Ale nie chodzi przecież o to, by dzisiaj odgrzewać jakieś personalne szarady sprzed lat. Chodzi o to, że już w 2007 roku wsparły mnie proroctwa, iż w momencie, gdy Aleks Wardęga i Józek Szmaciak dojdą do wniosku, iż ktoś może odebrać im „zdobycze”, jakie sobie uciułali w III Rzeczypospolitej, to mimo różnic ideowych, natychmiast się dogadają i zgodnie ze spiżowymi naukami Józefa Stalina utworzą fołksfront. No dobrze – fołksfront – ale przeciwko czemu? Jak to przeciwko czemu?
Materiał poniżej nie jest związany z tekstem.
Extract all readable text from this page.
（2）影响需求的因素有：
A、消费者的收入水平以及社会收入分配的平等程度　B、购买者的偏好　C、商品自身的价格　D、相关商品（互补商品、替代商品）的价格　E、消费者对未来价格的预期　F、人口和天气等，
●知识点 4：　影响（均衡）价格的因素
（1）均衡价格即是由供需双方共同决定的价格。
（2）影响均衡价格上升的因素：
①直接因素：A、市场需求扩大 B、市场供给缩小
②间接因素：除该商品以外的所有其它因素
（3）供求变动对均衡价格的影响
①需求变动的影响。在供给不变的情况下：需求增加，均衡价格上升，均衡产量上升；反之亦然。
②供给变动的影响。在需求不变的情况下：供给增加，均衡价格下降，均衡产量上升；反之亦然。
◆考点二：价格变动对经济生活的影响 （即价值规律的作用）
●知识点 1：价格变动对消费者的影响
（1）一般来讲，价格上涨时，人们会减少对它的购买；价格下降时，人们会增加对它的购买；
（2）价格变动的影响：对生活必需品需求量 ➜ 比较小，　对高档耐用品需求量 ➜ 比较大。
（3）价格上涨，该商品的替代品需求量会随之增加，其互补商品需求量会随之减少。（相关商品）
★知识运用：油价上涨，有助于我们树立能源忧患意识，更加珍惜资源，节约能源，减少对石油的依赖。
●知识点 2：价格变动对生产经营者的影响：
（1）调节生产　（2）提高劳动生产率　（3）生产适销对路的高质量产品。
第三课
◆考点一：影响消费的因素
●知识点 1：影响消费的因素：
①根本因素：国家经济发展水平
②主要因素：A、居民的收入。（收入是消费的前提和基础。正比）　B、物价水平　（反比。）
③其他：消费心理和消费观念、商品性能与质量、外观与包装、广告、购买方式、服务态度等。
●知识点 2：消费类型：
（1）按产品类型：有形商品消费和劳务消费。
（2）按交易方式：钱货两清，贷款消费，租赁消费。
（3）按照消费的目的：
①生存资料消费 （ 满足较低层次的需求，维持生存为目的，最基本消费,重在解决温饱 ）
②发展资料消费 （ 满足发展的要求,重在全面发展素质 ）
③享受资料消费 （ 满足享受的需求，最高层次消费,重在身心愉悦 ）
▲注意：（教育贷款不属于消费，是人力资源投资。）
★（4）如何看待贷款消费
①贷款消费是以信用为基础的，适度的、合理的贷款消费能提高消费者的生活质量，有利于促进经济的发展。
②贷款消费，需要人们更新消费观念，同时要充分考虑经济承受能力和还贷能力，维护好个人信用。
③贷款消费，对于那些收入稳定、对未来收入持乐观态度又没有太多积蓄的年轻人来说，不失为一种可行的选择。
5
Wiadomo, że przeciwko „faszyzmowi”. Kto bowiem Aleksowi Wardędze, oszczędzonemu przez pułkownika Maczugę, a następnie wyfutrowanemu przez nowojorskich plutokratów, albo Józkowi Szmaciakowi, który zarówno z PRL, jak i z III Rzeczypospolitej wyssał, co tylko było do wyssania, chce owe „zdobycze” odebrać, to jest „faszystą”. A na „faszystów” Józef Stalin wynalazł właśnie fołksfront, przy pomocy którego i Aleks Wardęga i Józek Szmaciak będą robić mu „no pasaran”.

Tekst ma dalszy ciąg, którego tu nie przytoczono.